Restoration depth mediates seasonal recalcitrant carbon retention capacity in tropical seagrass meadows

Seagrass restoration enhances carbon sequestration by promoting suspended particulate matter (SPM) capture, yet the effects of season and water depth on deposition dynamics in restored meadows remain unclear. This study investigated seasonal and depth-driven SPM dynamics in transplanted Enhalus acoroides meadows across tropical Indo-Pacific coastal intertidal zones (shallow: 0.6 m; medium: 0.9 m; deep: 1.1 m). Season emerged as a critical driver, with summer exhibiting 2.5-fold higher particulate deposition rates (0.13 ± 0.02 g DW m⁻² d⁻¹) compared to winter (0.05 ± 0.01 g DW m⁻² d⁻¹). Elevated seagrass leaf length (about 42 %) in summer drove 1.5–3.1 times greater deposition of particulate organic matter (POM), inorganic matter (PIM), and their carbon components (POC and PIC). Crucially, restoration zones prioritised stable carbon sequestration, retaining 2.1–2.6 times more recalcitrant/refractory organic carbon in summer than those in winter period.
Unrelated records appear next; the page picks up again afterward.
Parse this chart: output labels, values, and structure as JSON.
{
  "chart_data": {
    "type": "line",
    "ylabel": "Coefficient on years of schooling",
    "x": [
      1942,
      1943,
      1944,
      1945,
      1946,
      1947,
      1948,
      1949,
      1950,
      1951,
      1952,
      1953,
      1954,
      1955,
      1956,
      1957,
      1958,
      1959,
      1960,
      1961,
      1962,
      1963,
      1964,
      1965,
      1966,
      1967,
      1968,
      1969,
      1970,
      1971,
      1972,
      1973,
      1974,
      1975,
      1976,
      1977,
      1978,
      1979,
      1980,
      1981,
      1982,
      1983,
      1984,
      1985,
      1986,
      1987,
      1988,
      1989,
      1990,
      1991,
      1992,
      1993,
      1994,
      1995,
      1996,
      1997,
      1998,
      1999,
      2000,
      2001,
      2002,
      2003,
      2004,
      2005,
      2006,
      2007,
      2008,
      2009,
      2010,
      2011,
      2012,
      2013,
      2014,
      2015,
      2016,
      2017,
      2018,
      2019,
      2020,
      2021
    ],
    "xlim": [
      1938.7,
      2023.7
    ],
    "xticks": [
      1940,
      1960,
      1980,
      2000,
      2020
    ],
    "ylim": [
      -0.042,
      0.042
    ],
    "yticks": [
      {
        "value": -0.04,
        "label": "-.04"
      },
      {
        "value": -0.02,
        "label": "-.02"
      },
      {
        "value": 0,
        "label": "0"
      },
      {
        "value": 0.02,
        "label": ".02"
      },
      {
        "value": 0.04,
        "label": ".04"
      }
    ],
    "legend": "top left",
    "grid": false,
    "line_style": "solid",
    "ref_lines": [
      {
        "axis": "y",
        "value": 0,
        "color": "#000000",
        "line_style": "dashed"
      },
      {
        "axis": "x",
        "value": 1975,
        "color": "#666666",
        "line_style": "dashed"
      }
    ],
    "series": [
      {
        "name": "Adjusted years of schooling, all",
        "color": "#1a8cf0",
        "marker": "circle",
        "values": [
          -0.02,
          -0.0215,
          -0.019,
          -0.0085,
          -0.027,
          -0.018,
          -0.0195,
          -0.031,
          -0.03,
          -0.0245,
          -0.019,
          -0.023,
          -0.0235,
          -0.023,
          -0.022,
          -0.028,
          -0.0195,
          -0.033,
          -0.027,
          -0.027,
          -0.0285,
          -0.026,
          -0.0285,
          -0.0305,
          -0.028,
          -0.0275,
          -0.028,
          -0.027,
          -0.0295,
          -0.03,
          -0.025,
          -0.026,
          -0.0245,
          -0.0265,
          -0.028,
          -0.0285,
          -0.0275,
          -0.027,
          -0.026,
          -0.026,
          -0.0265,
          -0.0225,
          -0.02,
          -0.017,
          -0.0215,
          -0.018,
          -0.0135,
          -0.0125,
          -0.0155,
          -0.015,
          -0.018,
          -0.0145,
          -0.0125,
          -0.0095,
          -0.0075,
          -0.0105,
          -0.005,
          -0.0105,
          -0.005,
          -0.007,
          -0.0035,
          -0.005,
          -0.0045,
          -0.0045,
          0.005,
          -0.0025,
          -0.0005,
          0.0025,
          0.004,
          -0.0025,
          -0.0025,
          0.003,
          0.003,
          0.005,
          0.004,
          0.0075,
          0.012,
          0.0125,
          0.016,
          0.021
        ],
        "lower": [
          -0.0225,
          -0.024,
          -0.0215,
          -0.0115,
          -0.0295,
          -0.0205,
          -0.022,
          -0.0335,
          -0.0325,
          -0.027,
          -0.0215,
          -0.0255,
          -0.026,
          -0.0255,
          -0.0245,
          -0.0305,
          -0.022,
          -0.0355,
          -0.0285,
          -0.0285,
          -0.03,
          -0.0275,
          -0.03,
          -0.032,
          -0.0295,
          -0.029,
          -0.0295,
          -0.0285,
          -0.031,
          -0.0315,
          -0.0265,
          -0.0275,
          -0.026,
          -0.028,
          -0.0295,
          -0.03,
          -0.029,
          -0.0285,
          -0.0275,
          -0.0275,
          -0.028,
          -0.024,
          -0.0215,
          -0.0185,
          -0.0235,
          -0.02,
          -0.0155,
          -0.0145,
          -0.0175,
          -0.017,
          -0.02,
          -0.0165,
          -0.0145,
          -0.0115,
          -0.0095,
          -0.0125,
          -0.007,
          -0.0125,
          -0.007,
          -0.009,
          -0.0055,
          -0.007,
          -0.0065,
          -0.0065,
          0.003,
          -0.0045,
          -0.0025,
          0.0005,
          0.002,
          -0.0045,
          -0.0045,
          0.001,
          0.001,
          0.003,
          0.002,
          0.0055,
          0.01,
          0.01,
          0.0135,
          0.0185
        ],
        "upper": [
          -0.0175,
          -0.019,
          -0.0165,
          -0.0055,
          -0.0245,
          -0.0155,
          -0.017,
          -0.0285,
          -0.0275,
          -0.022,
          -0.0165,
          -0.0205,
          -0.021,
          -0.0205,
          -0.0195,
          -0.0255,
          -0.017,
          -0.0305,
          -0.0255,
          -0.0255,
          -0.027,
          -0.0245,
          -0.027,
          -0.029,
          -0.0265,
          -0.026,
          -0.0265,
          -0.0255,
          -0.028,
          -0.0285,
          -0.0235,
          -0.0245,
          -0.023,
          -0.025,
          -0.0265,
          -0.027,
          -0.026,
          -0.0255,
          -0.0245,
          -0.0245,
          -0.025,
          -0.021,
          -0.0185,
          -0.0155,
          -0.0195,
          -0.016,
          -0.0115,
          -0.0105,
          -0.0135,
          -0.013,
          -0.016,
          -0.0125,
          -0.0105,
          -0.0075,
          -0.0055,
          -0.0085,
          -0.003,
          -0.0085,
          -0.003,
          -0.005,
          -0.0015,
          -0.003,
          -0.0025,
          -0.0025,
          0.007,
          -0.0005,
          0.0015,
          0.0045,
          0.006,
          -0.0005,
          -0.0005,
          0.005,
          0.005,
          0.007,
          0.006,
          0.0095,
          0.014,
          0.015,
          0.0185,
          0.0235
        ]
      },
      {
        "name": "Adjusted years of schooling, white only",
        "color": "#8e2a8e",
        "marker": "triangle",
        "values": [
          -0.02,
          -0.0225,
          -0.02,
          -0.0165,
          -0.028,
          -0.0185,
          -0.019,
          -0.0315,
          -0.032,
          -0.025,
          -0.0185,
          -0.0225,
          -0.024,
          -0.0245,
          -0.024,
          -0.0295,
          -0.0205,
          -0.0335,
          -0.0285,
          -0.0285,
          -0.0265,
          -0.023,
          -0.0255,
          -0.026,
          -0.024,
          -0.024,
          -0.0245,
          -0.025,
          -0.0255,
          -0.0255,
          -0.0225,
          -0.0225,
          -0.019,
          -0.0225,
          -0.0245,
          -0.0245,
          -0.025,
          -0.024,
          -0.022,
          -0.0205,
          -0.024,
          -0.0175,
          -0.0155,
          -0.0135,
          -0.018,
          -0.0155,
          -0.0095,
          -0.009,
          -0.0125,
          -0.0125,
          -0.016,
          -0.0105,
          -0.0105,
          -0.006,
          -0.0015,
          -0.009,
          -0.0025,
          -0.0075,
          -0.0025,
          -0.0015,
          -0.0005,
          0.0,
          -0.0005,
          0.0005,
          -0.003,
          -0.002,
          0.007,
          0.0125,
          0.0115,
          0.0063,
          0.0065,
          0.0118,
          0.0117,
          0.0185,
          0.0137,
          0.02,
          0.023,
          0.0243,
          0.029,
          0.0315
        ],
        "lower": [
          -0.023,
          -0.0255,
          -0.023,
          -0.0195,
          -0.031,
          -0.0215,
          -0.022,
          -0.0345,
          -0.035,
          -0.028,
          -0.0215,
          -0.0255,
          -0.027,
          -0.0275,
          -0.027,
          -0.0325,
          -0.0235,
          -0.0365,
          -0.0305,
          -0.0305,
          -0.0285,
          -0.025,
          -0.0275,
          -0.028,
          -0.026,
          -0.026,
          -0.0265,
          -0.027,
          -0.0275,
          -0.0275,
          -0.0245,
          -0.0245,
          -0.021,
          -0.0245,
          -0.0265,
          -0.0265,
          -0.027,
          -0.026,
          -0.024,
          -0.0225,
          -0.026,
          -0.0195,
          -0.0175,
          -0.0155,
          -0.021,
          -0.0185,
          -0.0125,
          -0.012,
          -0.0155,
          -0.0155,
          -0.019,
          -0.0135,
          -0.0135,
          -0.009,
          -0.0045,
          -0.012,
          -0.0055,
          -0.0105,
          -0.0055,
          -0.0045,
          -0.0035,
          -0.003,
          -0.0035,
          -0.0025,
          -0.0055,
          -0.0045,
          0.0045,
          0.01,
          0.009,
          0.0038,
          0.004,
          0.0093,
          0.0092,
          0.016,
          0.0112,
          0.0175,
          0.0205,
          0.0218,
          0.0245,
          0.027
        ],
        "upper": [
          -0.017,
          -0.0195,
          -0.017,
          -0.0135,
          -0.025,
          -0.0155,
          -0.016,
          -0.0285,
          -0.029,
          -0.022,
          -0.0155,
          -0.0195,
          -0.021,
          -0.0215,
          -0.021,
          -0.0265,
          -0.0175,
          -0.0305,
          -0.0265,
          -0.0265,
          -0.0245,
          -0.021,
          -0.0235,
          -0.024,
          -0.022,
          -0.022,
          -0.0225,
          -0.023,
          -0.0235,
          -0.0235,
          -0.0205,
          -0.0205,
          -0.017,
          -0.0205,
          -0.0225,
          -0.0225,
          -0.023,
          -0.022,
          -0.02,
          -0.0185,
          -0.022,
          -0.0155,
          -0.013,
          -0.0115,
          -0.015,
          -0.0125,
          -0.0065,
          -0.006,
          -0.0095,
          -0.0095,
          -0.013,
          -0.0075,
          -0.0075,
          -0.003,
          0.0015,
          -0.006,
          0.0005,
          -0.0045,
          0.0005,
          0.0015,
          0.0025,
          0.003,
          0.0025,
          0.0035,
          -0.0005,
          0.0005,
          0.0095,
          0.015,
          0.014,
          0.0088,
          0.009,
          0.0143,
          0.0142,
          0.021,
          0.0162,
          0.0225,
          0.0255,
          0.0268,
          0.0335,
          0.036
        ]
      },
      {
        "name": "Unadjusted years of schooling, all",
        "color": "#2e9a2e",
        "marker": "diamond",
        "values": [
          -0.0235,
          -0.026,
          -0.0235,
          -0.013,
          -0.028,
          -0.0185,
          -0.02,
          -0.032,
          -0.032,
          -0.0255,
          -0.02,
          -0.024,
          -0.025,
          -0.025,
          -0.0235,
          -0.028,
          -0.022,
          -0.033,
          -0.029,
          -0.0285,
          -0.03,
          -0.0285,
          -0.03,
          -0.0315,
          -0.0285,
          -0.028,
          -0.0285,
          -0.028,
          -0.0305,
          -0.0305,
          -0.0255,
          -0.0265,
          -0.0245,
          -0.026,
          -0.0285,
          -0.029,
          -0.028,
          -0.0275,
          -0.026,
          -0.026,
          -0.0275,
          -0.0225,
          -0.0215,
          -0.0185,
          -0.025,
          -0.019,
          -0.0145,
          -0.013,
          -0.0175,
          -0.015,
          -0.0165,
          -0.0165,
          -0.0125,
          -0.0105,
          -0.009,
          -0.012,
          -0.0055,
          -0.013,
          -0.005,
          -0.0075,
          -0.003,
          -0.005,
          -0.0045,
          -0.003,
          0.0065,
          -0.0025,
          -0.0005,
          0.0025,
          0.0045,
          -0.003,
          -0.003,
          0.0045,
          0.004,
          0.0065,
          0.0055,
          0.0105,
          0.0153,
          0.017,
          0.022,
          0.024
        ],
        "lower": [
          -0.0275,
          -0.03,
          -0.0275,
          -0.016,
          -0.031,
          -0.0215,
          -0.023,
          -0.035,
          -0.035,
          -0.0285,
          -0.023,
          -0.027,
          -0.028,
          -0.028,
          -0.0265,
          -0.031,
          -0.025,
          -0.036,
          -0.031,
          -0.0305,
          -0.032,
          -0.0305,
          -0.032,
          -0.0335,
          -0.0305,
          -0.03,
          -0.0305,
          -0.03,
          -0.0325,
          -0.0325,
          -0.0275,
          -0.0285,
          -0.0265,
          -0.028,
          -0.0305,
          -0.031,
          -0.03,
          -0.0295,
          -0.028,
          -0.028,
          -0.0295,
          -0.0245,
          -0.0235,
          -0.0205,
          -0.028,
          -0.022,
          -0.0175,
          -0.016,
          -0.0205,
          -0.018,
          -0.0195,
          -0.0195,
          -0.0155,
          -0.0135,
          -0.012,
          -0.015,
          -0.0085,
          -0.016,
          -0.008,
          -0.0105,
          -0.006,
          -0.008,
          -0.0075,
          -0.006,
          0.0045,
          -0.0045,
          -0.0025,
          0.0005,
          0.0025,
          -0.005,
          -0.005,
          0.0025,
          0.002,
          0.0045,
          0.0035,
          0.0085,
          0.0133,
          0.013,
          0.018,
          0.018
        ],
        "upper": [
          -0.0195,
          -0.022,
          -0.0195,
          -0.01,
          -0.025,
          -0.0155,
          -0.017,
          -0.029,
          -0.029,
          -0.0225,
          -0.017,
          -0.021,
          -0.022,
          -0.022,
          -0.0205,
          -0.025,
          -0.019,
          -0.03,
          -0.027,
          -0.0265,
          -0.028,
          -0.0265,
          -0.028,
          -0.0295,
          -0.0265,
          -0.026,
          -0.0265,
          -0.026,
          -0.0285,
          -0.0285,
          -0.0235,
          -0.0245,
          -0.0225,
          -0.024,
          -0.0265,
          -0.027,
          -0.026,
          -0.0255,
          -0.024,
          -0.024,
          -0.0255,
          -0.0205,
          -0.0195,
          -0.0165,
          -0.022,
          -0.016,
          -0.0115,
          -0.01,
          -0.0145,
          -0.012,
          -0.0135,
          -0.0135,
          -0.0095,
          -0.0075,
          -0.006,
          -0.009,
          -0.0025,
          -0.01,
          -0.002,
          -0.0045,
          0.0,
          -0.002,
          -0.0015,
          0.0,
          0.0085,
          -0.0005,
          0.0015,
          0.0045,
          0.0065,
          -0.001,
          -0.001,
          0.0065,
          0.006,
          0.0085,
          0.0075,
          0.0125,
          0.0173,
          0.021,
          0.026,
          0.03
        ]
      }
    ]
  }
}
Water depth acted as a modulating factor though no significant differences, with medium zones (0.9 m) achieving peak deposition efficiency through optimal light availability (sustaining canopy growth) and moderated hydrodynamics (flow velocity increased by 51 % compared to deep zones). These findings suggest that medium-depth zones (0.9 m) emerge as optimal E. acoroides restoration targets to maximize current carbon sequestration efficiency, offering critical insights for climate-resilient blue carbon management.